Pays basque : le préfet invite « à ne pas cliver le débat sur l’intercommunalité »

SUD-OUEST – Devant le Biltzar des maires, Pierre-André Durand a voulu rassurer les élus.

Samedi matin, le Biltzar des maires du Pays basque (1) réunissait son assemblée générale annuelle, à Saint-Palais. Cette formalité a vite laissé place à un long moment d’information sur le projet d’intercommunalité unique. Gouvernance, compétences, fiscalité : les échanges ont abordé les grands axes de la réflexion préalable à toute mise en œuvre d’un grand Établissement public de coopération intercommunale (EPCI). Le préfet des Pyrénées-Atlantiques, Pierre-André Durand, était l’invité de l’assemblée des maires basques pour rassurer sur un projet dont il est l’initiateur.

Demande de la loi

« Quoi qu’il arrive, je devrai regrouper des intercommunalités, la loi me le demande », prévient la voix de l’État. La loi NOTRe, qui doit réformer l’organisation territoriale du pays. L’ancien sous-préfet de Bayonne souligne qu’il aurait pu adopter « une approche purement administrative ». Bête et méchante, en quelque sorte. « Ou je pouvais reprendre une demande que vous exprimez depuis longtemps. » Celle d’une collectivité territoriale à l’échelle du Pays basque.

Communauté urbaine vs communauté d’agglomération

Elle est donc en débat aujourd’hui. La forme qui semble tenir la corde est celle d’une sorte de supra communauté d’agglomération. Ce n’est pas l’option privilégiée par le bureau d’étude Acadie mandaté par le Conseil des élus du Pays basque pour évaluer les cas de figures. Le directeur du Conseil de développement, Battita Boloquy, résume : « Acadie suggère une communauté urbaine, car c’est le statut qui donnerait le plus de poids à l’intercommunalité dans le contexte de la nouvelle grande Région. »

Le préfet, lui, préfère la communauté d’agglomération. « Elle permet aux communes de conserver des prérogatives de proximités comme l’urbanisation de leur territoire, la voirie… », plaide Pierre-André Durand.

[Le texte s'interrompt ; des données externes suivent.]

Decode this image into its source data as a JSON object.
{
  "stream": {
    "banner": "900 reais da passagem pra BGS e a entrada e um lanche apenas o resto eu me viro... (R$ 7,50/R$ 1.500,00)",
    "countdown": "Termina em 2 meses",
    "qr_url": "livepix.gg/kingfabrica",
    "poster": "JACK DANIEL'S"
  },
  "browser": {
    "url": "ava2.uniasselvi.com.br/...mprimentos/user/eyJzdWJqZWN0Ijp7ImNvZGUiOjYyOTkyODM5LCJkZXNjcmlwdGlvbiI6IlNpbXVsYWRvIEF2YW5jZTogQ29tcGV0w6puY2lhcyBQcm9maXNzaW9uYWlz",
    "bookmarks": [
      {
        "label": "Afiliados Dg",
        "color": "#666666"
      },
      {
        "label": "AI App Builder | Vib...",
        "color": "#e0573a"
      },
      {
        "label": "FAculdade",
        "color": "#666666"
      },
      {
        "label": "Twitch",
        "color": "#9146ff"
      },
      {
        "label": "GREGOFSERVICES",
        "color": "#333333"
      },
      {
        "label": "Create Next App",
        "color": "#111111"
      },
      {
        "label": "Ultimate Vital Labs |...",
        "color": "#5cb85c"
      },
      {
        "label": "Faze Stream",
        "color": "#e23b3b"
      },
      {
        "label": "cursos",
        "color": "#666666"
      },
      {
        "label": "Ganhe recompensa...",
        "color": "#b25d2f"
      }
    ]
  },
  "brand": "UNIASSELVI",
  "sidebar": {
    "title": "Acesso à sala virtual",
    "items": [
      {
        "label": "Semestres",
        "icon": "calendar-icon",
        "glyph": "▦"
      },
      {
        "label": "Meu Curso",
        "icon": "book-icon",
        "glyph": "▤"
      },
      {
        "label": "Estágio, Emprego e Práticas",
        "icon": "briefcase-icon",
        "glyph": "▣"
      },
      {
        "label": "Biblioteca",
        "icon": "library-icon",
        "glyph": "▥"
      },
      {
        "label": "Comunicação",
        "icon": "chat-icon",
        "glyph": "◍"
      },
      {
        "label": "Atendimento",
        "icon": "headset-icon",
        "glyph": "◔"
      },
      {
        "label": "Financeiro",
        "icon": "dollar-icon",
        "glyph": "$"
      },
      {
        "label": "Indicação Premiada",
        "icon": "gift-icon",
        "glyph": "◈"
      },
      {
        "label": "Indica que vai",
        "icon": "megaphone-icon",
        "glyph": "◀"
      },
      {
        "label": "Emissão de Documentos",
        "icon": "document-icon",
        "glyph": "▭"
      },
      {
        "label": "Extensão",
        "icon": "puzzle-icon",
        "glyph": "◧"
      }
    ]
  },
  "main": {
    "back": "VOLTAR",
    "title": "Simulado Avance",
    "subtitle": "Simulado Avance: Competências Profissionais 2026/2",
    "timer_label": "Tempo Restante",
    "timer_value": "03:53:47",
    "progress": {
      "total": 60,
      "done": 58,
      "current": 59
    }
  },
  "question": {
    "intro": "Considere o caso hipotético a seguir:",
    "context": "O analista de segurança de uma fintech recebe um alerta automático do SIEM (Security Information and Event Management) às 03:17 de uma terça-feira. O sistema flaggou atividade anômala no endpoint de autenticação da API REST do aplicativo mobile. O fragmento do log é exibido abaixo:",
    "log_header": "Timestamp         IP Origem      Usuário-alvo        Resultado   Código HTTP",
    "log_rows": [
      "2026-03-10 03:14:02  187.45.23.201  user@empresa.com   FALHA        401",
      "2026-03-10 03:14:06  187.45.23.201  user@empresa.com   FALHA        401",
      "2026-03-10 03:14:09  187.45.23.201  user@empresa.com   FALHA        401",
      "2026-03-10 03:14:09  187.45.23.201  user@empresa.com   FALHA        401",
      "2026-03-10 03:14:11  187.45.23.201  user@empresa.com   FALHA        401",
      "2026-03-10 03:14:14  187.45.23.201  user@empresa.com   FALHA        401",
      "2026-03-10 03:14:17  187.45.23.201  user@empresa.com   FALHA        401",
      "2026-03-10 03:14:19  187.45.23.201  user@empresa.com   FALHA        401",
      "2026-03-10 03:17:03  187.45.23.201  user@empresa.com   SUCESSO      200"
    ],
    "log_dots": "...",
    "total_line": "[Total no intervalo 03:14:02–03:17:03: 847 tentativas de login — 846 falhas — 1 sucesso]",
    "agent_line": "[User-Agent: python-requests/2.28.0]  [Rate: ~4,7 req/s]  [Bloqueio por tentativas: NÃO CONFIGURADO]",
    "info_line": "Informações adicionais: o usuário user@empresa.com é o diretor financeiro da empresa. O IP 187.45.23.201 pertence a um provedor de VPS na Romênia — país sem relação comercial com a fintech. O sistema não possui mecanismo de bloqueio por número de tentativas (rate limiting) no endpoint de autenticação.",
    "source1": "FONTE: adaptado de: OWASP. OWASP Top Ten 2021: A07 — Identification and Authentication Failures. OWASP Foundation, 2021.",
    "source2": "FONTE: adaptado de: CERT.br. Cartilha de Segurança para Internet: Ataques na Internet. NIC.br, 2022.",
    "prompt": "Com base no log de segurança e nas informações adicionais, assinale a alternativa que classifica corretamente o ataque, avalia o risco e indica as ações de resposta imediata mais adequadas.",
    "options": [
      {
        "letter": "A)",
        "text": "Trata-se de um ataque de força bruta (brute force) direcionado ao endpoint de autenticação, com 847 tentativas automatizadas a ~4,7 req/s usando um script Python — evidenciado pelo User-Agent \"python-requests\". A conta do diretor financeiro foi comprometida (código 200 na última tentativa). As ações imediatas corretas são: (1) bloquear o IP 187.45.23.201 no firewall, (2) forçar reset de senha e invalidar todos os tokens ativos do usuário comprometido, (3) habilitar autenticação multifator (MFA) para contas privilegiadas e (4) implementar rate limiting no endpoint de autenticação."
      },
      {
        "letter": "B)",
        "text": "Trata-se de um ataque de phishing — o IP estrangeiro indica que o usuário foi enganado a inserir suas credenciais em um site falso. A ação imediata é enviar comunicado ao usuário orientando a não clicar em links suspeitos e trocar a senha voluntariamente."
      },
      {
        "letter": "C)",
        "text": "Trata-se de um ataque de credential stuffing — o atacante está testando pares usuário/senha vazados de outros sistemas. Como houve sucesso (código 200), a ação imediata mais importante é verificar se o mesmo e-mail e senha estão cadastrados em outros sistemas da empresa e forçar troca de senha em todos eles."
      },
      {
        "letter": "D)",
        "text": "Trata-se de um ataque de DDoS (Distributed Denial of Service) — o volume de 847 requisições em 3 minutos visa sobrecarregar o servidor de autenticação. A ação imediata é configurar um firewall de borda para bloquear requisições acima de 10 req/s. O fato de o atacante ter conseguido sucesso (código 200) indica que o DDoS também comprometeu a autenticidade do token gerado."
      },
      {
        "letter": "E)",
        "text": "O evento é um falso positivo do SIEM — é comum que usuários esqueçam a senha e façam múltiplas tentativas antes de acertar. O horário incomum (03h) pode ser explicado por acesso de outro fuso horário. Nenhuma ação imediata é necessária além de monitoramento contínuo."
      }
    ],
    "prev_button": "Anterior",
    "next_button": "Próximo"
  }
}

« Impréparation » fustigée

Celui-ci sait parfaitement la crainte initiale qui peut étreindre les élus locaux, soucieux de ne point trop diluer leur capacité à décider. Le haut fonctionnaire est venu à Saint-Palais pour rassurer, voire apaiser. « Nous entrons dans un temps d’approfondissement technique et de débat démocratique. » Comprendre : que les élus locaux ne doivent pas se sentir acculés. Manière aussi de répondre au maire de Biarritz, Michel Veunac, qui vient de fustiger à la même tribune l’« état de grande impréparation » du dossier.

Douze ans de « lissage »

« Je vous invite à ne pas cliver ce débat. Ne pas en faire une opposition droite-gauche, abertzale-non abertzale, gagnant-perdant. Ayez une approche apaisée. » Toujours en direction du premier magistrat biarrot inquiet de l’impact du possible EPCI en matière fiscale : « C’est un sujet absolument limpide. Nous sommes capables de projeter les taux de fiscalité dans un futur EPCI unique. »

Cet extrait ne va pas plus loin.